キャッププランはまだこの段階では非アクティブな状態なので、必要であればいつでも戻って編集することができます。
次は、フローに適用するフリークエンシーキャップルールの適用を開始します。
フリークエンシーキャップルール
定義した期間にチャネルごとに送信するメッセージの最大数は、フリークエンシーキャッププランで定義するルールによって決まります。
チャネルごとに1つのルールを設定することも、異なるチャネルに複数のルールを設定することもできます。さらに、フロー内の 'All Channels (全チャネル)' に対してルールを実行するように設定することも可能です。
ルールを設定するには、編集するキャッププランの画面で Create rule (ルールを作成) をクリックします。チャネル、メッセージ数、頻度 (時間、日、週、月) を選択します。
優先順位の設定
フリークエンシーキャッププランに フローを追加し、ルールを設定すると、フローの優先順位付けが可能になります。
フローは、優先順位が高い順に並び変えられます。優先順位は、キャッププランがフローを処理する順番を決定します。これは、優先順位の高いメッセージフローが、優先順位の低いフローよりも先に処理/送信されることを意味します。
優先順位を変更することで、設定されたフリークエンシーキャップルールに従って最も重要なコミュニケーションを、常にユーザーに確実に届けることができます。
フローの優先順位を変更するには、フローを別の順番にドラッグ&ドロップします。
キャッププランが Draft (下書き) のステータスの間は、変更を何回でも加えることができます。プランのアクティブ化の準備ができたら、プランのステータスを Active (アクティブ) に切り替えるだけでプランをアクティブ化できます。
キャッププランがアクティブになると、各ユーザーがフローを遷移する時に各ユーザーに対して実行されます。キャッププランは、ユーザーが次にキャッププランがアクティブなフローのメッセージング要素にヒットした時にカウントされます。メッセージは、ユーザーに送信されたメッセージの数がキャップルールで定義されたメッセ―ジ数に達すると 'キャップ' (即ち、送信が制限)されます。

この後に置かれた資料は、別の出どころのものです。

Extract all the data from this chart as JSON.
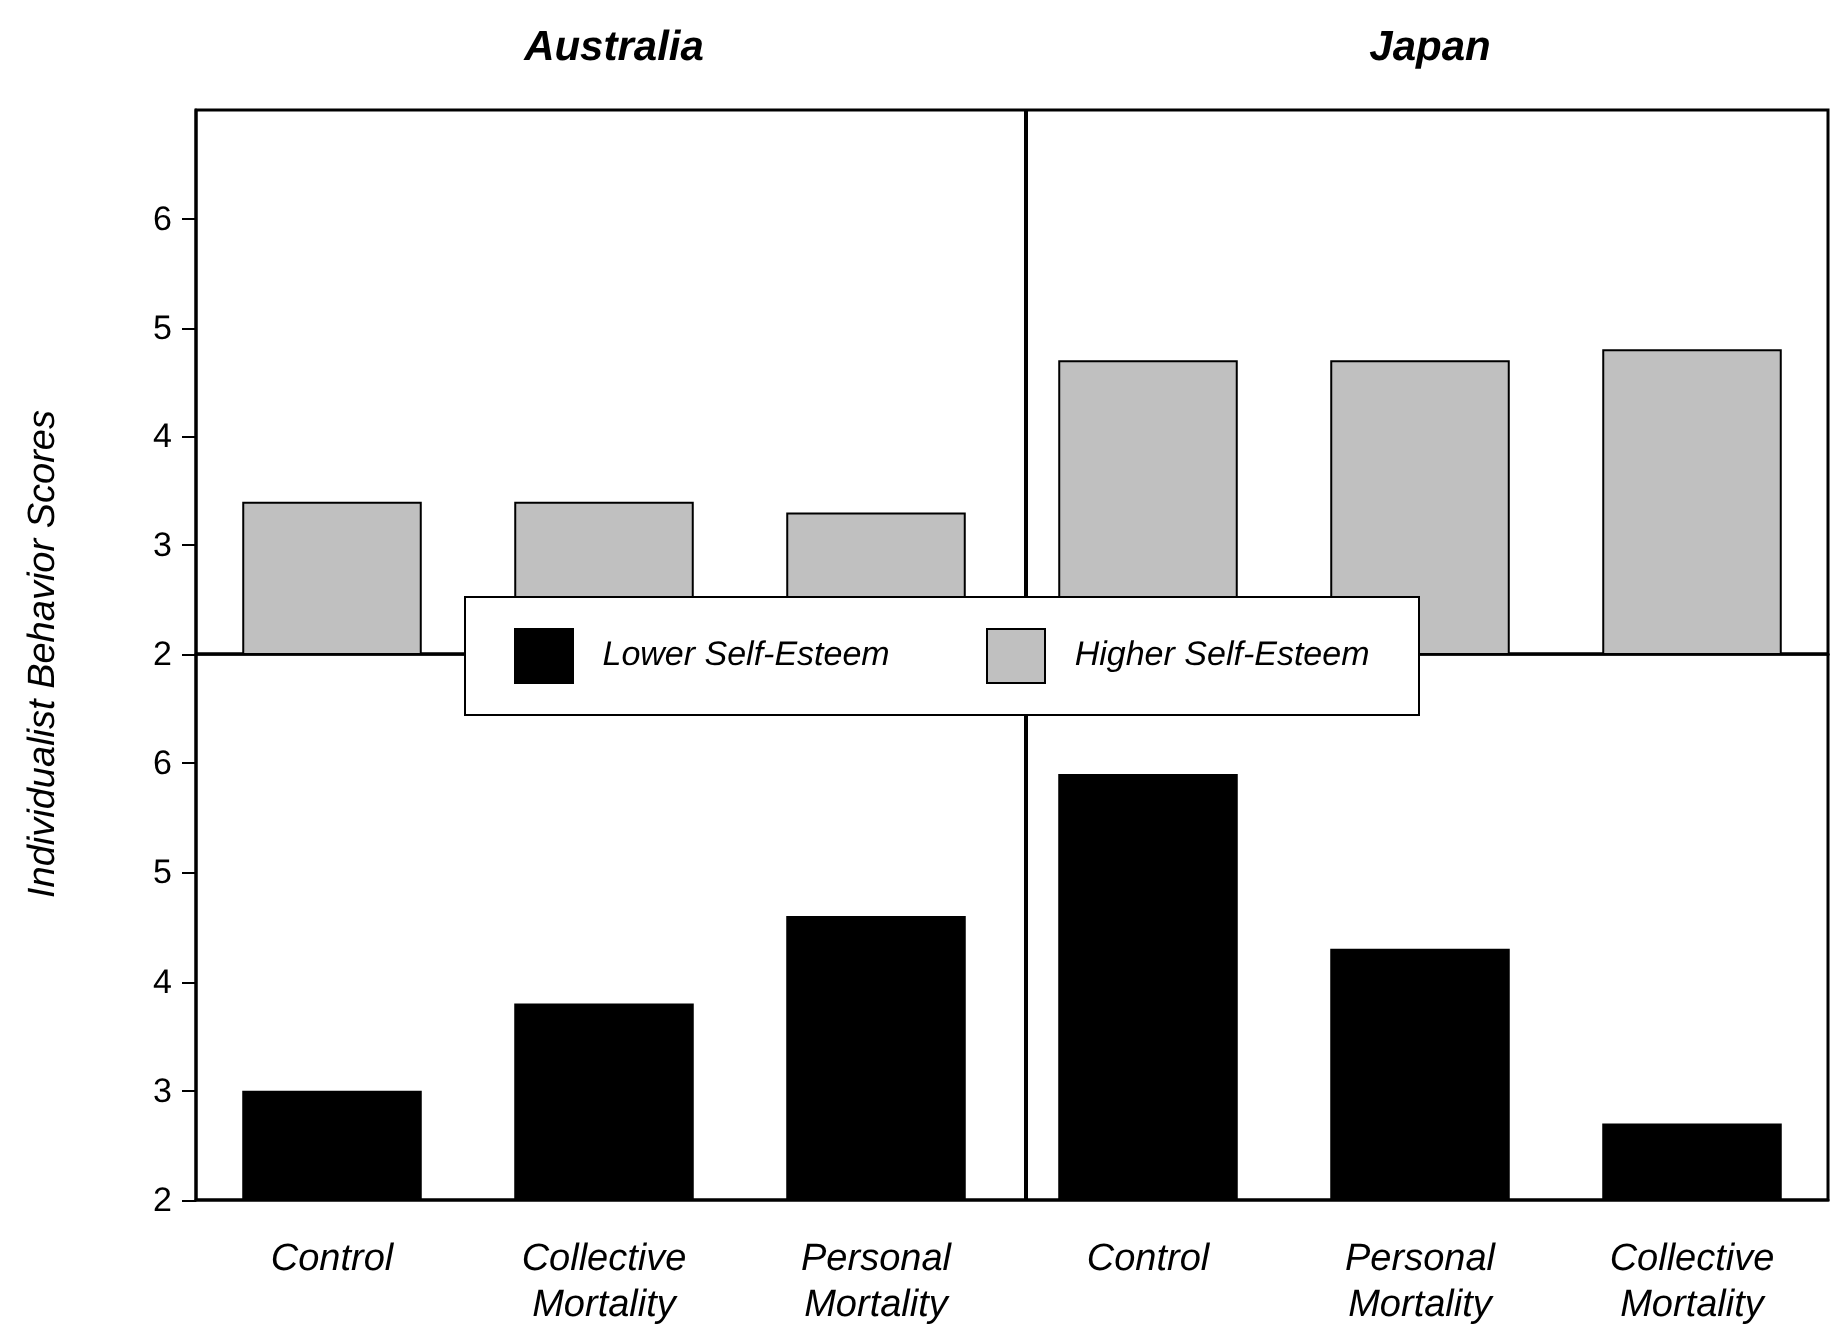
{
  "chart_data": [
    {
      "type": "bar",
      "ylabel": "Individualist Behavior Scores",
      "annotations": [
        "Australia",
        "Japan"
      ],
      "categories": [
        null,
        null,
        null,
        null,
        null,
        null
      ],
      "series": [
        {
          "name": "Higher Self-Esteem",
          "color": "#c0c0c0",
          "values": [
            3.4,
            3.4,
            3.3,
            4.7,
            4.7,
            4.8
          ]
        }
      ],
      "ylim": [
        2,
        7
      ],
      "yticks": [
        2,
        3,
        4,
        5,
        6
      ],
      "tick_labels": "y",
      "legend": "bottom"
    },
    {
      "type": "bar",
      "categories": [
        "Control",
        "Collective\nMortality",
        "Personal\nMortality",
        "Control",
        "Personal\nMortality",
        "Collective\nMortality"
      ],
      "series": [
        {
          "name": "Lower Self-Esteem",
          "color": "#000000",
          "values": [
            3.0,
            3.8,
            4.6,
            5.9,
            4.3,
            2.7
          ]
        }
      ],
      "ylim": [
        2,
        7
      ],
      "yticks": [
        2,
        3,
        4,
        5,
        6
      ],
      "legend": "top"
    }
  ]
}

キャップルールを非アクティブ化にすると、ポップアップが表示され、そのルールによって制限されていたメッセージ数が表示されます。その後、制限されていたメッセージを送信するか削除するかを確認するメッセージが表示されます。
編集
キャッププランは、メインのキャッププラン領域でいつでも編集できます。
アクティブなキャッププランを編集する場合、Save (保存) をクリックする際に、既に制限されているメッセージをどのように処理するかを決定するよう求められます。
制限されていたメッセージを送信するか、削除するかを選択できます。
削除
キャッププランは、MomentsのFrequency Capping (フリークエンシーキャップ) ページから削除できます。キャッププランを削除すると、削除を続行するかどうか確認するメッセージが表示されます。
プラン内のフローの中に、制限されていた (即ち、送信されていない) メッセージが含まれている場合、それらをすべて受信者に送信するか、送信せずにプランを削除するかのどちらかを選択するよう促されます。